I messed around with options and this in mix.exs
seems to work, although I have no idea whether it's correct:
{:nx, git: "https://github.com/elixir-nx/nx.git", sparse: "nx", ref: "main", override: true},
{:exla, git: "https://github.com/elixir-nx/nx.git", sparse: "exla", ref: "main"},
The output is now:
{#Nx.Tensor<
vectorized[foo: 2]
f32[2][2]
EXLA.Backend<host:0, 0.1453107890.856555539.251335>
[
[
[1.0, 0.0],
[0.0, 1.0]
],
[
[0.0, -1.0],
[-1.0, 0.0]
]
]
>,
#Nx.Tensor<
vectorized[foo: 2]
f32[2][2]
EXLA.Backend<host:0, 0.1453107890.856555539.251336>
[
[
[1.0, 0.0],
[0.0, 1.0]
],
[
[-1.0, 0.0],
[0.0, -1.0]
]
]
>}
Thanks so much for the help! For my own edification, is 7af065eb2b7819b65af54ce0378beb76581b034f the commit that contains the fix you mentioned?
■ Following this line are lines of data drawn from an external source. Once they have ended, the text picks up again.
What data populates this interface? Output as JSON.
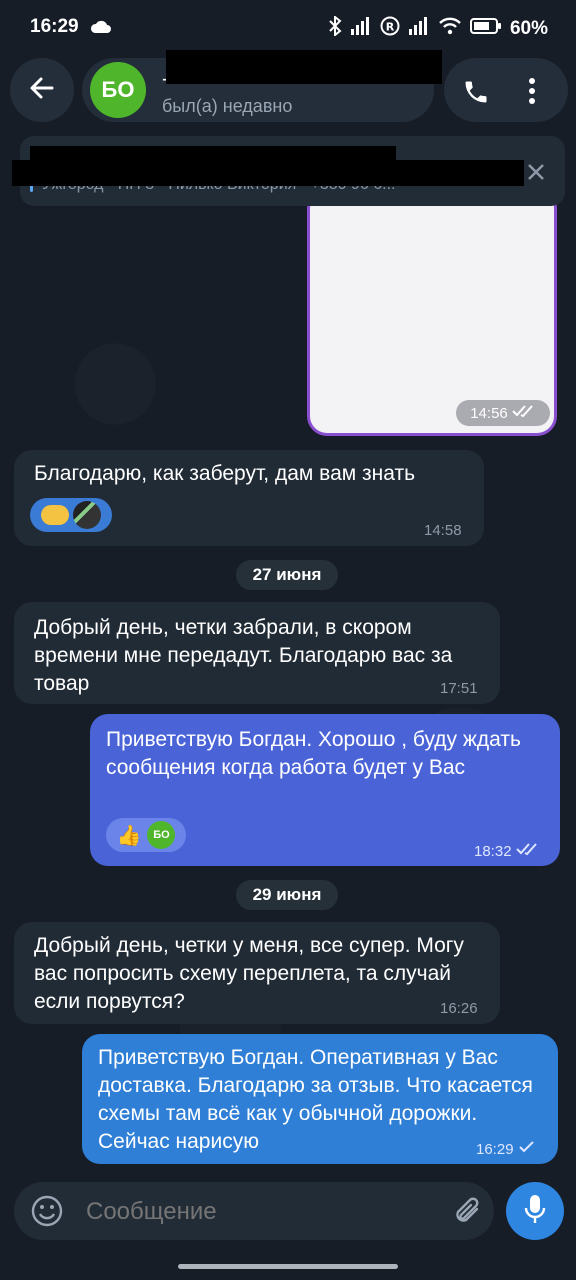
{
  "status_bar": {
    "time": "16:29",
    "battery": "60%"
  },
  "header": {
    "avatar_initials": "БО",
    "contact_name": "-",
    "contact_status": "был(а) недавно"
  },
  "pinned": {
    "text": "Ужгород · НП 3 · Пилько Виктория · +380 96 6..."
  },
  "messages": [
    {
      "time": "14:56"
    },
    {
      "text": "Благодарю, как заберут, дам вам знать",
      "time": "14:58"
    },
    {
      "date": "27 июня"
    },
    {
      "text": "Добрый день, четки забрали, в скором времени мне передадут. Благодарю вас за товар",
      "time": "17:51"
    },
    {
      "text": "Приветствую Богдан. Хорошо , буду ждать сообщения когда работа будет у Вас",
      "time": "18:32",
      "reaction_initials": "БО"
    },
    {
      "date": "29 июня"
    },
    {
      "text": "Добрый день, четки у меня, все супер. Могу вас попросить схему переплета, та случай если порвутся?",
      "time": "16:26"
    },
    {
      "text": "Приветствую Богдан. Оперативная у Вас доставка. Благодарю за отзыв. Что касается схемы там всё как у обычной дорожки. Сейчас нарисую",
      "time": "16:29"
    }
  ],
  "input": {
    "placeholder": "Сообщение"
  }
}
Glad it worked! Yes, that's the commit with the fix :)
Also, for the future, you can use a shorter notation for github deps:
{:nx, github: "elixir-nx/nx", branch: "main", sparse: "nx"}
Hello! Thanks again for making Nx. Sorry I haven't been able to try out your CPU-based implementation of LU yet from https://github.com/elixir-nx/nx/issues/1388#issuecomment-2442944169!
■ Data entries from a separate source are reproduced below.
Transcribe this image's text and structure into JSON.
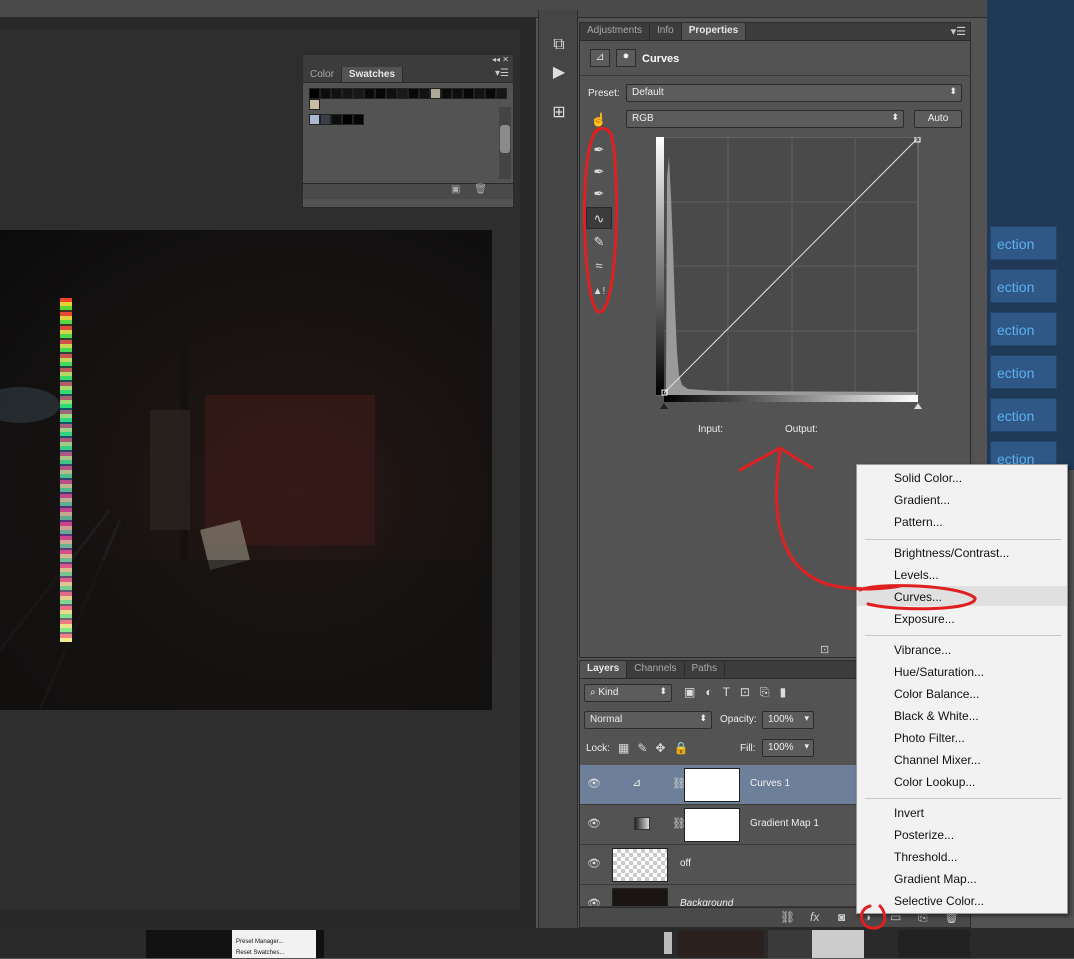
{
  "swatches_panel": {
    "tabs": [
      "Color",
      "Swatches"
    ]
  },
  "properties_panel": {
    "tabs": [
      "Adjustments",
      "Info",
      "Properties"
    ],
    "title": "Curves",
    "preset_label": "Preset:",
    "preset_value": "Default",
    "channel_value": "RGB",
    "auto_label": "Auto",
    "input_label": "Input:",
    "output_label": "Output:"
  },
  "layers_panel": {
    "tabs": [
      "Layers",
      "Channels",
      "Paths"
    ],
    "kind_value": "Kind",
    "blend_mode": "Normal",
    "opacity_label": "Opacity:",
    "opacity_value": "100%",
    "lock_label": "Lock:",
    "fill_label": "Fill:",
    "fill_value": "100%",
    "layers": [
      {
        "name": "Curves 1"
      },
      {
        "name": "Gradient Map 1"
      },
      {
        "name": "off"
      },
      {
        "name": "Background"
      }
    ],
    "footer_fx": "fx"
  },
  "adjustment_menu": {
    "items": [
      "Solid Color...",
      "Gradient...",
      "Pattern...",
      "Brightness/Contrast...",
      "Levels...",
      "Curves...",
      "Exposure...",
      "Vibrance...",
      "Hue/Saturation...",
      "Color Balance...",
      "Black & White...",
      "Photo Filter...",
      "Channel Mixer...",
      "Color Lookup...",
      "Invert",
      "Posterize...",
      "Threshold...",
      "Gradient Map...",
      "Selective Color..."
    ]
  },
  "right_buttons": [
    "ection",
    "ection",
    "ection",
    "ection",
    "ection",
    "ection"
  ],
  "taskbar": {
    "popup_items": [
      "Preset Manager...",
      "Reset Swatches..."
    ]
  },
  "colors": {
    "selection_blue": "#6e7f99",
    "annotation_red": "#e02020"
  }
}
I noticed today that QR does not seem to work with vectorized inputs in EXLA:
The result is incorrect; all results except for the first are zero.
Also, the process my Livebook is attached to exits with "Abort trap: 6" shortly afterwards! This happens if I execute
Nx.LinAlg.qr
in a Livebook session or through IEx.Is there anything I can do to help debug this? Thanks again.